Le gouvernement, après avoir pris connaissance de cet acte ignoble qui s’est produit, le Premier ministre et le président du Faso sont déjà allés rencontrer les différentes personnes concernées, à savoir les blessés pour les encourager et féliciter également les acteurs. Et lors du conseil extraordinaire, nous avons été mandatés pour venir témoigner de la compassion du gouvernement à ces blessés et à toutes ces personnes qui sont éprouvées dans leur chair et leur dire que nous sommes de cœur avec eux. Et comme mesure immédiate, le gouvernement compte prendre en charge les soins. Ces blessés seront pris en charge sur le plan médical pour qu’ils recouvrent leur santé.
Des ex-otages racontent
Fanta Gnakambary , UBA, ex-otage : "On ne pensait pas pouvoir s’en sortir réellement"
On se disait que c’était fini pour nous parce que personne n’allait se rendre compte qu’il y avait des gens dans la salle forte. L’espace est infime et nous étions nombreux, pas d’aération. Et avant d’aller se cacher là-bas, nous avons vu que Cappuccino prenait feu. Et à force de communiquer, nous avons compris que ce n’était pas évident que nous sortions indemnes. On nous disait qu’à Splendid hôtel, il y avait plein de morts et il y avait le feu, donc on se demandait ce qui allait nous arriver. On ne pensait pas pouvoir s’en sortir réellement. A force de communiquer avec l’extérieur, on nous a dit que c’était des djihadistes parce qu’on les avait entrevus en fait.
Le ministre Clément Sawadogo, ex-otage : "Ils n’ont pas parlé devant nous, ils se sont contentés de nous canarder"
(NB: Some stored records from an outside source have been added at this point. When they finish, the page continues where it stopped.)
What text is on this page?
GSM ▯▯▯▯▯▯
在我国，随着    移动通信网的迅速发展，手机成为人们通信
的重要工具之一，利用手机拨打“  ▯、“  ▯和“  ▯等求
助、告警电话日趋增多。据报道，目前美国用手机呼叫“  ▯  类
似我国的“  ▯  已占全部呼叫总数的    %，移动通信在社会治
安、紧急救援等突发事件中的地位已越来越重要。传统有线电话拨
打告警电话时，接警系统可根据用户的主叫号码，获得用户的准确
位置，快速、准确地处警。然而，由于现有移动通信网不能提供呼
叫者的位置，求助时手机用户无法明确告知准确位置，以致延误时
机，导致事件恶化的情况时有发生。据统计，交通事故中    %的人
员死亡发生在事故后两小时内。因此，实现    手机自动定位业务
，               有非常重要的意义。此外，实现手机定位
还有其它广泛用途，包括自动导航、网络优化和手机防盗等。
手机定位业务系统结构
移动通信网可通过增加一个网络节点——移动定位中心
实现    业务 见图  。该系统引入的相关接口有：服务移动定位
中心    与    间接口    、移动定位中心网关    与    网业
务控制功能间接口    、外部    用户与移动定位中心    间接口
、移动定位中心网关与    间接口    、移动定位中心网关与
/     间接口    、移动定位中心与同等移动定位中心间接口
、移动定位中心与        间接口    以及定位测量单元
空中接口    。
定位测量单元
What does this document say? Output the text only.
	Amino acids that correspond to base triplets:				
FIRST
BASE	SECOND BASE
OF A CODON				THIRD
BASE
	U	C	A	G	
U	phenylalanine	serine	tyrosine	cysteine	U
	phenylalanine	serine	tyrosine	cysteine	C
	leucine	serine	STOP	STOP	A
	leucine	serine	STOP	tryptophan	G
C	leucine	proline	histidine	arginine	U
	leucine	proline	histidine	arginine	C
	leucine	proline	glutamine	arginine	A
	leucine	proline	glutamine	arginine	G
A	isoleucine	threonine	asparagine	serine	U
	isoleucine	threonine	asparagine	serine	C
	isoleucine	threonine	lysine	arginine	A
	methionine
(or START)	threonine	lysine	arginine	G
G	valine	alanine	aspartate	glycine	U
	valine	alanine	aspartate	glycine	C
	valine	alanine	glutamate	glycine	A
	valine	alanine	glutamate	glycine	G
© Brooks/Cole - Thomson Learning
C’est vers 19h 30 que nous avons entendu les premières détonations. Ce n’était pas des tirs comme des kalachnikov, mais bel et bien des tirs d’armes lourdes et ça détonait fort et de plus en plus fort. Tout se passait comme si tout le centre-ville était bouclé avec les tirs lointains. Nous nous sommes enfermés dans la salle de réunion au 4ème étage de l’hôtel Splendid. Ils sont montés, et ont défoncé la porte et ont tiré dans la salle. Ils ont blessé certains d’entre nous, Dieu merci, dans le groupe, il n’y a pas eu de mort. Mais il y a eu trois personnes qui ont pris des balles, qui au pied, qui à la jambe, qui au bras. Ce que nous avons vu, quand ils sont venus, ils étaient deux, l’un était enturbanné dans la formule touarègue à cent pour cent et l’autre était un peu plus noir. Et lui opérait à visage découvert. Ils n’ont pas parlé devant nous, ils se sont contentés de nous canarder. Naturellement, en ce moment, nous avons compris que c’était une attaque terroriste, du même style que ce qui est arrivé à l’hôtel de Bamako. Dans l’esprit de chacun de nous, c’était fini parce que ces gens ne lâche pas les otages. Après cette visite ou ils ont blessé trois personnes, ils ne se sont plus présentés jusqu’à ce que les forces de sécurité viennent nous récupérer. Nous étions couchés sous les tables. Ça duré de 19h 30 jusqu’à 2 heures du matin. La riposte a été organisée de manière combinée avec une répartition des rôles entre les différentes forces. Mais ceux qui sont venus à nous en défonçant l’une des portes pour nous exfiltrer, c’était des Français et des Américains.